For adriamycin doses higher than 150 mg m−2, we failed to evidence a threshold in the dose–response relationship between adriamycin therapy and both cardiac failure and all cardiac abnormalities in general. This is in agreement with the report of a study limited to the shortening fraction (Bu'Lock et al, 1995). Another study was not able to investigate the dose–response relationship for doses lower than 250 mg m−2 with sufficient statistical power because most patients had received more than this dose (Lipshultz et al, 1991, 1995). However, in Green's case–control study (Green et al, 2001), the odds-ratio (OR) for a dose ranging from 200 to 300 mg m−2 was 1.1 (95% Cl: 0.3–51), which is lower than our OR of 2.0 for doses from 150 to 250 mg m−2 and 4.0 for doses from 250 to 400 mg m−2. A difference in the duration of follow-up cannot explain this discrepancy. Owing to the standardisation of the protocols used before 1982, we were unable to investigate the role of the cumulative dose and that of the dose per injection separately, as of great interest in several studies (Von Hoff et al, 1979; Sallan and Clavell, 1984; Lipshultz et al, 1995). Practically, all our patients had received a 60 mg m−2 dose as a bolus injection every 3 weeks.

Like other authors, we found that the risk of cardiac failure increased regularly with time since adriamycin therapy (Figure 1), with no suggestion of a plateau.

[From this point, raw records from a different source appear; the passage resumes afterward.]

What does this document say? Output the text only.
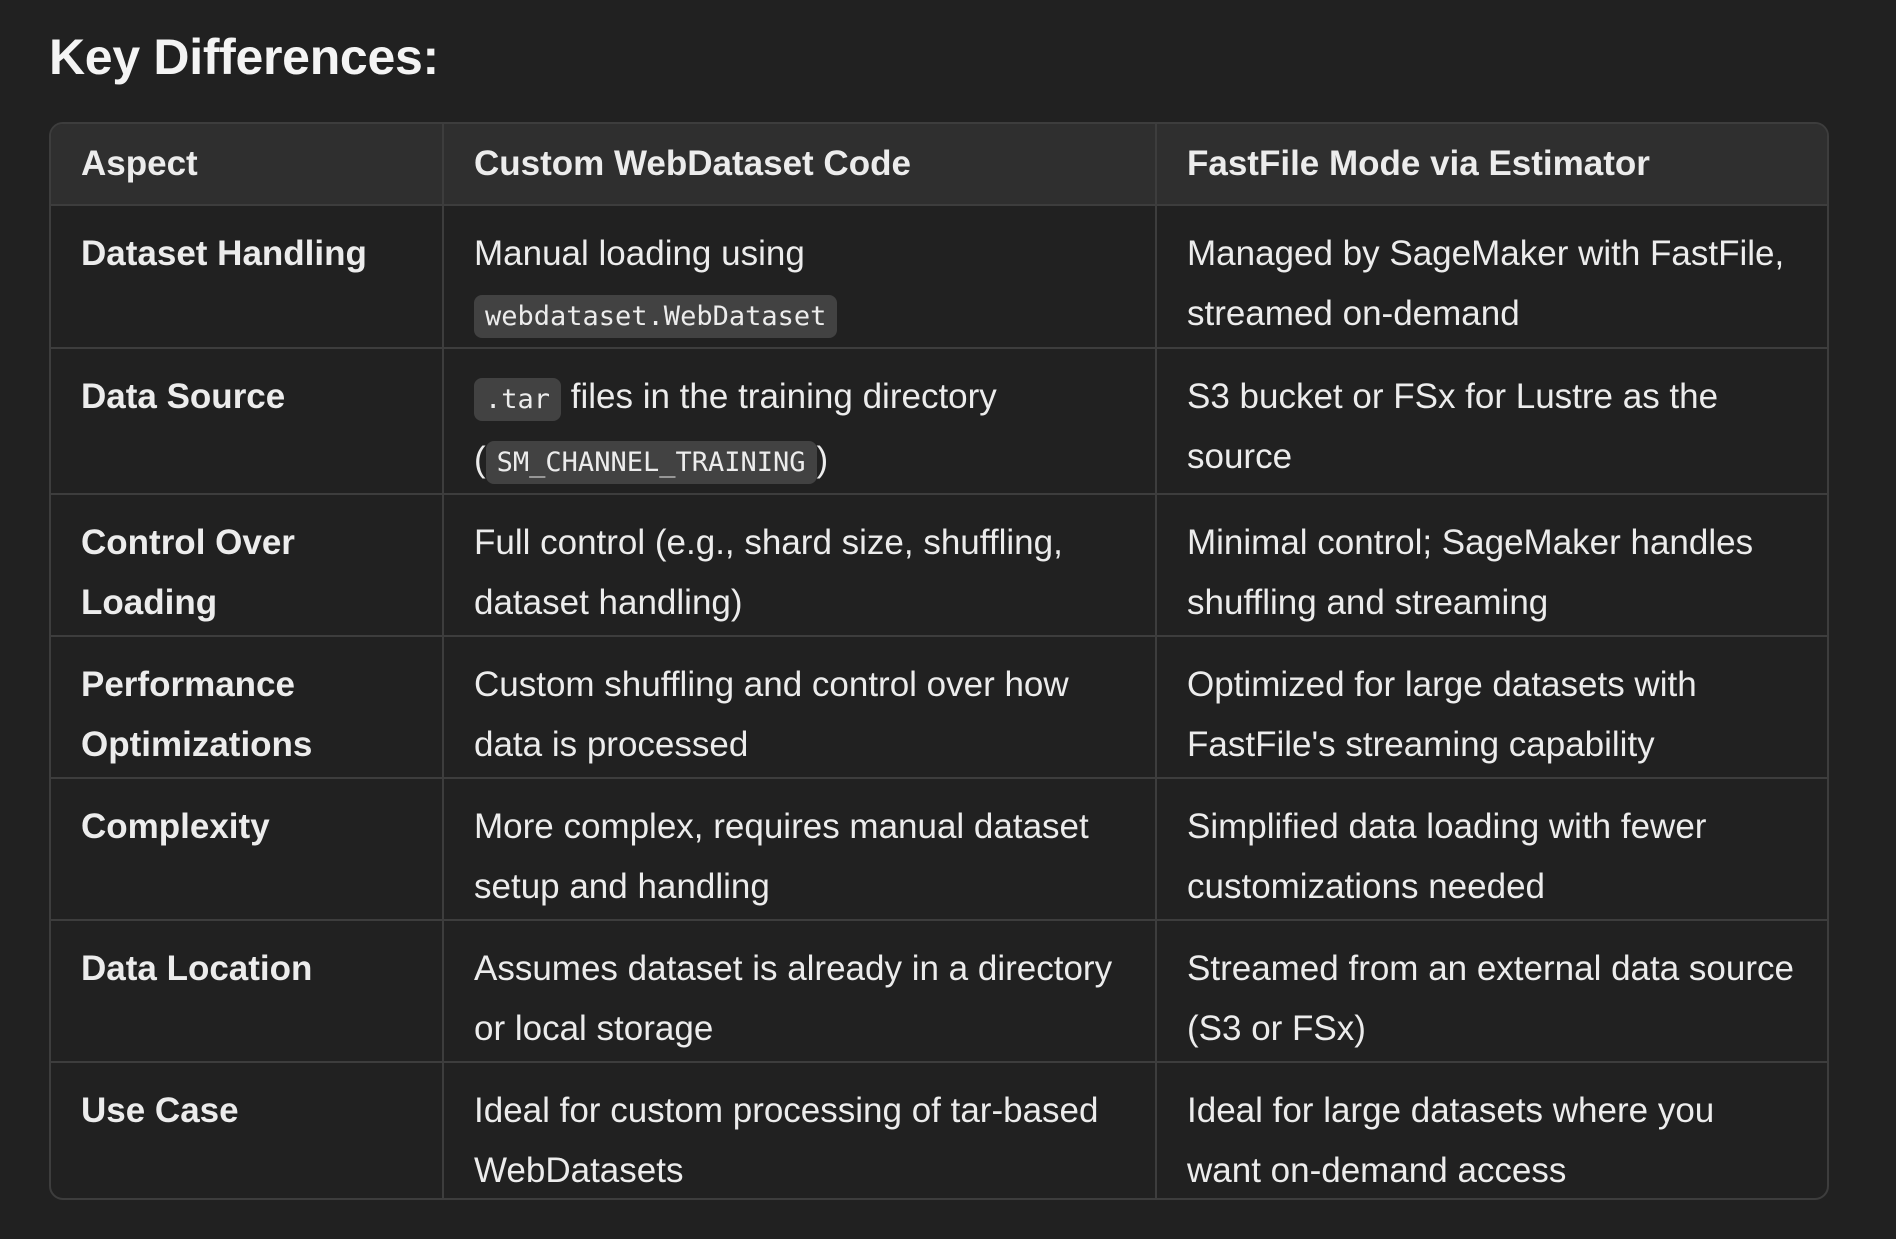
Key Differences:
Aspect	Custom WebDataset Code	FastFile Mode via Estimator
Dataset Handling	Manual loading using webdataset.WebDataset	Managed by SageMaker with FastFile, streamed on-demand
Data Source	.tar files in the training directory ( SM_CHANNEL_TRAINING )	S3 bucket or FSx for Lustre as the source
Control Over Loading	Full control (e.g., shard size, shuffling, dataset handling)	Minimal control; SageMaker handles shuffling and streaming
Performance Optimizations	Custom shuffling and control over how data is processed	Optimized for large datasets with FastFile's streaming capability
Complexity	More complex, requires manual dataset setup and handling	Simplified data loading with fewer customizations needed
Data Location	Assumes dataset is already in a directory or local storage	Streamed from an external data source (S3 or FSx)
Use Case	Ideal for custom processing of tar-based WebDatasets	Ideal for large datasets where you want on-demand access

Since we found no evidence suggesting an interaction between adriamycin and the effect of radiation on the risk of cardiac failure, we estimated the risk for patients who had received both treatments, not significantly different from the product of the risks for each treatment. Consequently, patients who had received high doses of each treatment had to be considered particularly at risk of cardiac failure.

Conclusion

An increased incidence of cardiac failure and severe cardiac abnormalities with long-term follow-up seen in our study is in accordance with previously published results. The major added cause for concern is the continuous increase in the occurrence of cardiac failure with time, with no sign of a plateau from exposure up to 15 and 25 years of follow-up. In our series, after an average follow-up of 18 years, 39% of the children had a severe cardiac dysfunction or major ventricular overload conditions. As the usual age for the occurrence of cardiac failure in the general population starts from 50 years onwards, this increased incidence of cardiac disorders in cancer survivors who were exposed to adriamycin during childhood could be compounded as they approach the age of 50 years. The higher risk of cardiac failure and abnormalities for the female gender observed in other studies, was found in our study to be essentially due to the higher sensitivity of girls to radiation therapy rather than to a higher sensitivity to the cumulative adriamycin dose in itself.